The greatest challenge facing the church in any age is the creation of a living, breathing, witnessing colony of truth, and because of this, we must have pastors and leaders with training and gifts to help form a community that can produce a person like Gladys [a woman who bravely asked hard questions at a church meeting] and a people who can hear Gladys speak the truth without hating her for it.
          Failing at that, the pastoral ministry is doomed to the petty concerns of helping people feel a bit better rather than inviting them to dramatic conversion. The pastor becomes nothing more than the court chaplain, presiding over ceremonies of the culture . . . Or else the pastor feels like a cult prostitute, selling his or her love for the approval of an upwardly mobile, bored middle class, who, more than anything else, want some relief from the anxiety brought on by their materialism (123).

The answer to the frustrations that ministers often feel, the authors contend, is an approach based on the adventure of telling the truth from God.

          I had a number of difficulties with this book. The most irritating one was a matter of editing--I found the organization of the chapters baffling and was frustrated by awkward contrivances resulting from the dual authorship. It was because of these obstacles more than any others that I encountered such difficulty the first few times I tried to read it. More significantly, I found a lot of the authors’ criticism of the "church as social club" to be completely obvious, and the problems they were addressing in their southern mainline denominations did not map well onto my experience in northern evangelical ones.
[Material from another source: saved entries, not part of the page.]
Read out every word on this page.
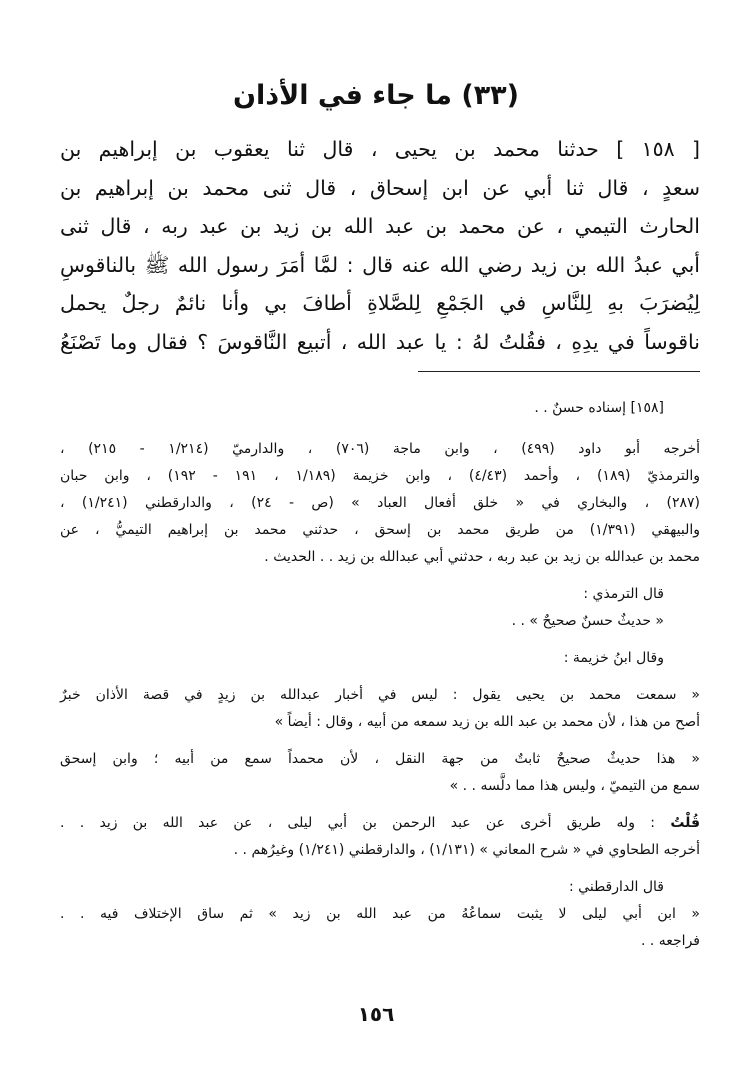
(٣٣) ما جاء في الأذان
[ ١٥٨ ] حدثنا محمد بن يحيى ، قال ثنا يعقوب بن إبراهيم بن
سعدٍ ، قال ثنا أبي عن ابن إسحاق ، قال ثنى محمد بن إبراهيم بن
الحارث التيمي ، عن محمد بن عبد الله بن زيد بن عبد ربه ، قال ثنى
أبي عبدُ الله بن زيد رضي الله عنه قال : لمَّا أمَرَ رسول الله ﷺ بالناقوسِ
لِيُضرَبَ بهِ لِلنَّاسِ في الجَمْعِ لِلصَّلاةِ أطافَ بي وأنا نائمٌ رجلٌ يحمل
ناقوساً في يدِهِ ، فقُلتُ لهُ : يا عبد الله ، أتبيع النَّاقوسَ ؟ فقال وما تَصْنَعُ
[١٥٨] إسناده حسنٌ . .
أخرجه أبو داود (٤٩٩) ، وابن ماجة (٧٠٦) ، والدارميّ (١/٢١٤ - ٢١٥) ،
والترمذيّ (١٨٩) ، وأحمد (٤/٤٣) ، وابن خزيمة (١/١٨٩ ، ١٩١ - ١٩٢) ، وابن حبان
(٢٨٧) ، والبخاري في « خلق أفعال العباد » (ص - ٢٤) ، والدارقطني (١/٢٤١) ،
والبيهقي (١/٣٩١) من طريق محمد بن إسحق ، حدثني محمد بن إبراهيم التيميُّ ، عن
محمد بن عبدالله بن زيد بن عبد ربه ، حدثني أبي عبدالله بن زيد . . الحديث .
قال الترمذي :
« حديثٌ حسنٌ صحيحٌ » . .
وقال ابنُ خزيمة :
« سمعت محمد بن يحيى يقول : ليس في أخبار عبدالله بن زيدٍ في قصة الأذان خبرٌ
أصح من هذا ، لأن محمد بن عبد الله بن زيد سمعه من أبيه ، وقال : أيضاً »
« هذا حديثٌ صحيحٌ ثابتٌ من جهة النقل ، لأن محمداً سمع من أبيه ؛ وابن إسحق
سمع من التيميّ ، وليس هذا مما دلَّسه . . »
قُلْتُ : وله طريق أخرى عن عبد الرحمن بن أبي ليلى ، عن عبد الله بن زيد . .
أخرجه الطحاوي في « شرح المعاني » (١/١٣١) ، والدارقطني (١/٢٤١) وغيرُهم . .
قال الدارقطني :
« ابن أبي ليلى لا يثبت سماعُهُ من عبد الله بن زيد » ثم ساق الإختلاف فيه . .
فراجعه . .
١٥٦
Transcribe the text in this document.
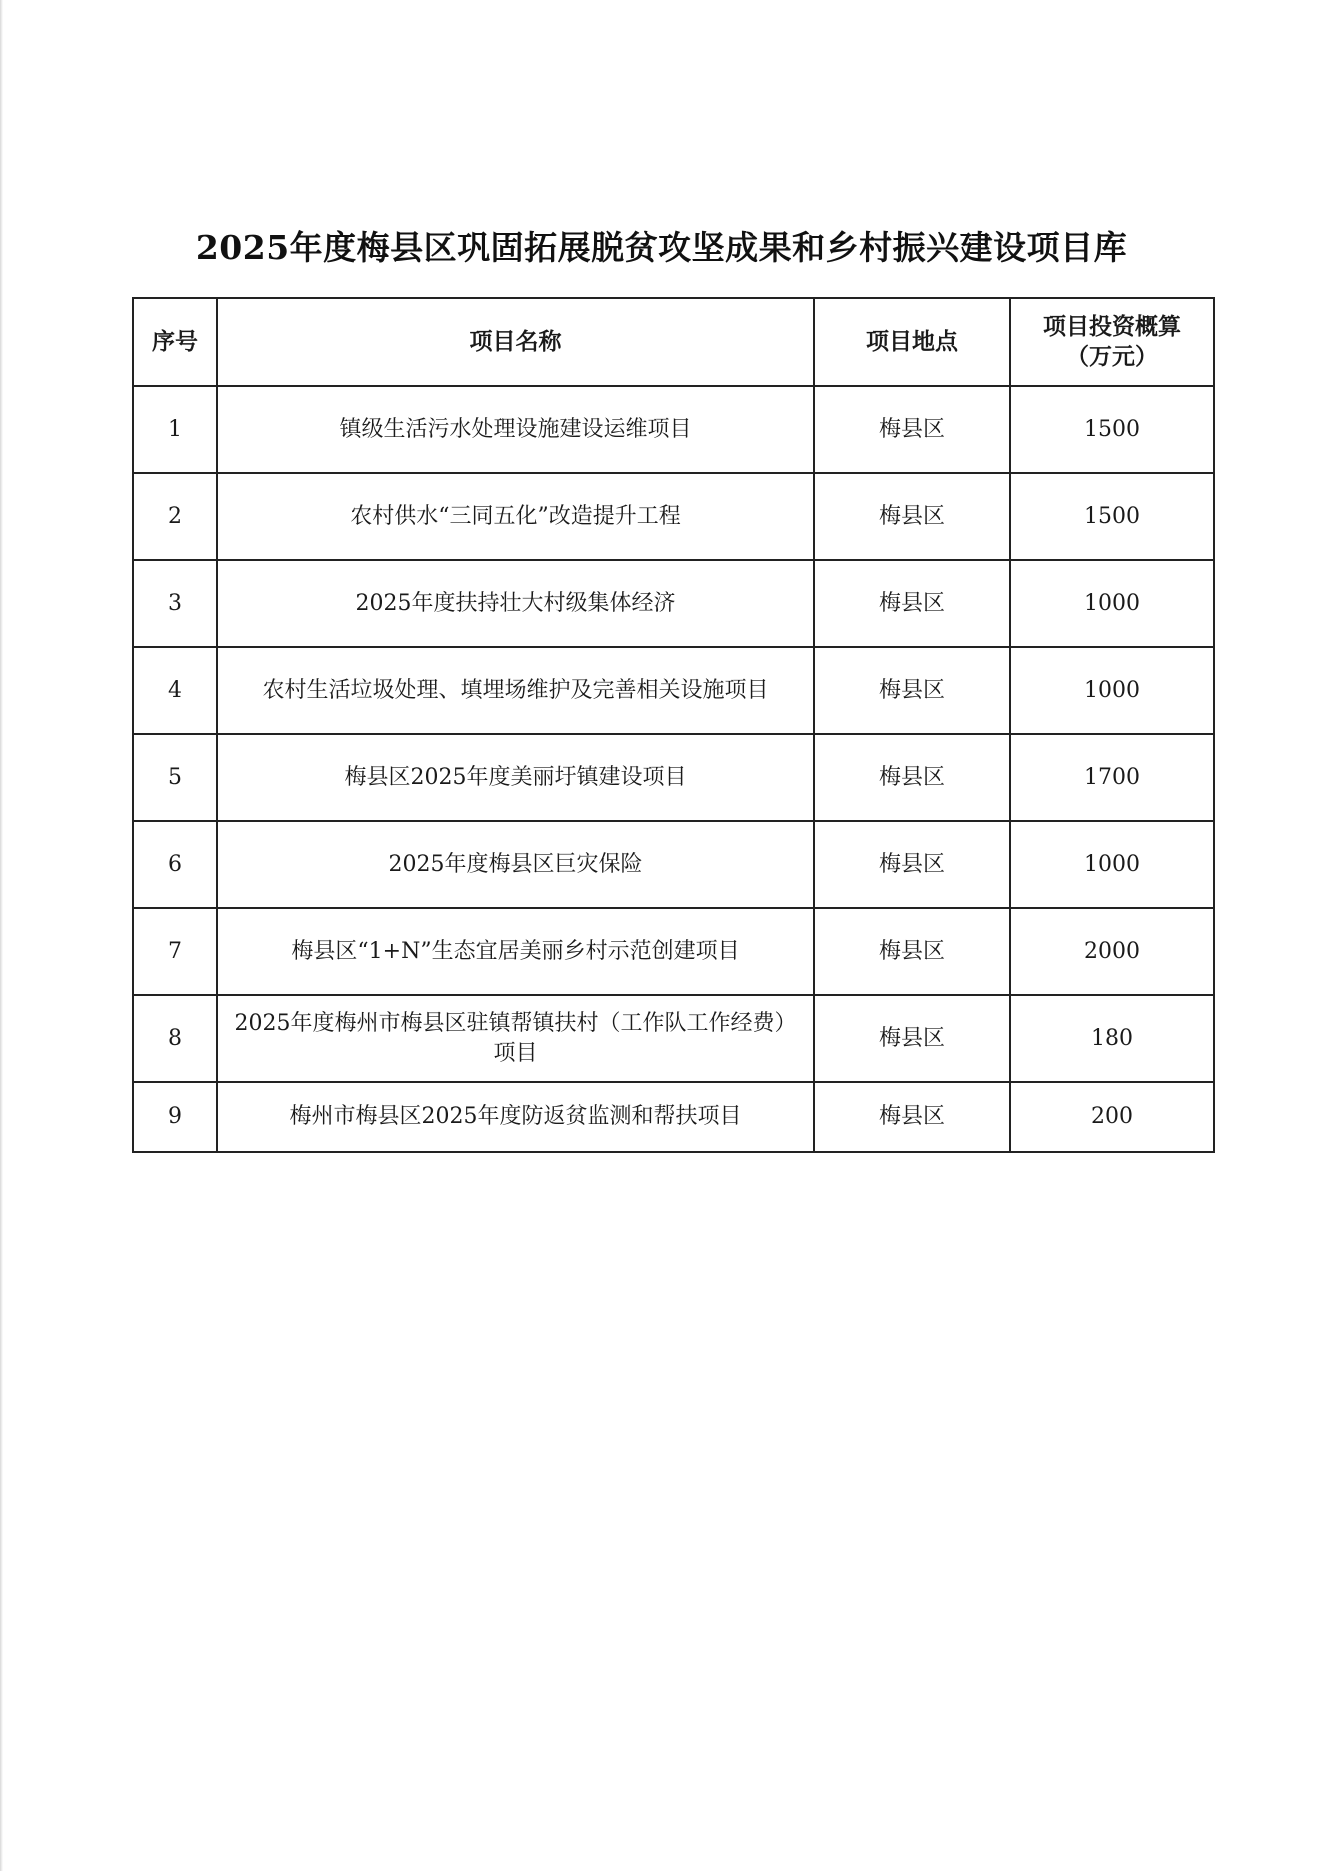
2025年度梅县区巩固拓展脱贫攻坚成果和乡村振兴建设项目库
序号	项目名称	项目地点	项目投资概算
（万元）

1	镇级生活污水处理设施建设运维项目	梅县区	1500
2	农村供水“三同五化”改造提升工程	梅县区	1500
3	2025年度扶持壮大村级集体经济	梅县区	1000
4	农村生活垃圾处理、填埋场维护及完善相关设施项目	梅县区	1000
5	梅县区2025年度美丽圩镇建设项目	梅县区	1700
6	2025年度梅县区巨灾保险	梅县区	1000
7	梅县区“1+N”生态宜居美丽乡村示范创建项目	梅县区	2000
8	2025年度梅州市梅县区驻镇帮镇扶村（工作队工作经费）项目	梅县区	180
9	梅州市梅县区2025年度防返贫监测和帮扶项目	梅县区	200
Likewise, I found their criticism of the capitulation of liberal Christian politics to secular ideology and methodology obvious.

          Aside from these superficial things, the book was really timely for me. Two or three weeks ago I attended a presentation by representatives of the Seamless Garment Network, which seeks to live out a "consistent life ethic," including nonviolence and protection of the right to life, through community involvement and political activism. Resident Aliens made me think a lot about the Network’s methods for achieving its goals. During the forum, a Regent student from South Africa asked a piercing question: "Do you see yourselves as a counter-cultural movement or as a culture transforming movement, and if the latter, what will you do when you succeed?" The Network representatives replied that they were still figuring some of those things out. This book reminds me that Christ’s and the church’s main concern are not with enforcing Christian morality on the world but on enabling the church to be the church, transforming the world by its witness. Conventional political activism seems like it will end up wielding the same power it has fought against. But this book also reminds me that the Kingdom is a subversive political reality, and even the act of worship is a political statement of allegiance to one other than the state.

          The importance of centrality of worship is another theme, briefly touched on in this book, that fit well with what I have been learning and experiencing. Hauerwas and Willimon write:

In our worship, we retell and are held accountable to God’s story, the adventure story about what God is doing with us in Christ. All ministry can be evaluated by essentially liturgical criteria: How well does the act of ministry enable people to be with God? (138—139)

This summation of all the church’s business as worship resonates with my experience this semester at Regent. In all of my classes I have been challenged to know God in a new way, and the object of this knowledge is worship. As J.I. Packer puts it, "true theology is doxology." And the book fits well with the Christian Life class too--the unique claim of Christianity is that who we are and what we are to do is not defined in human terms but in our relationship with our Creator and Saviour, and our identity as his chosen people.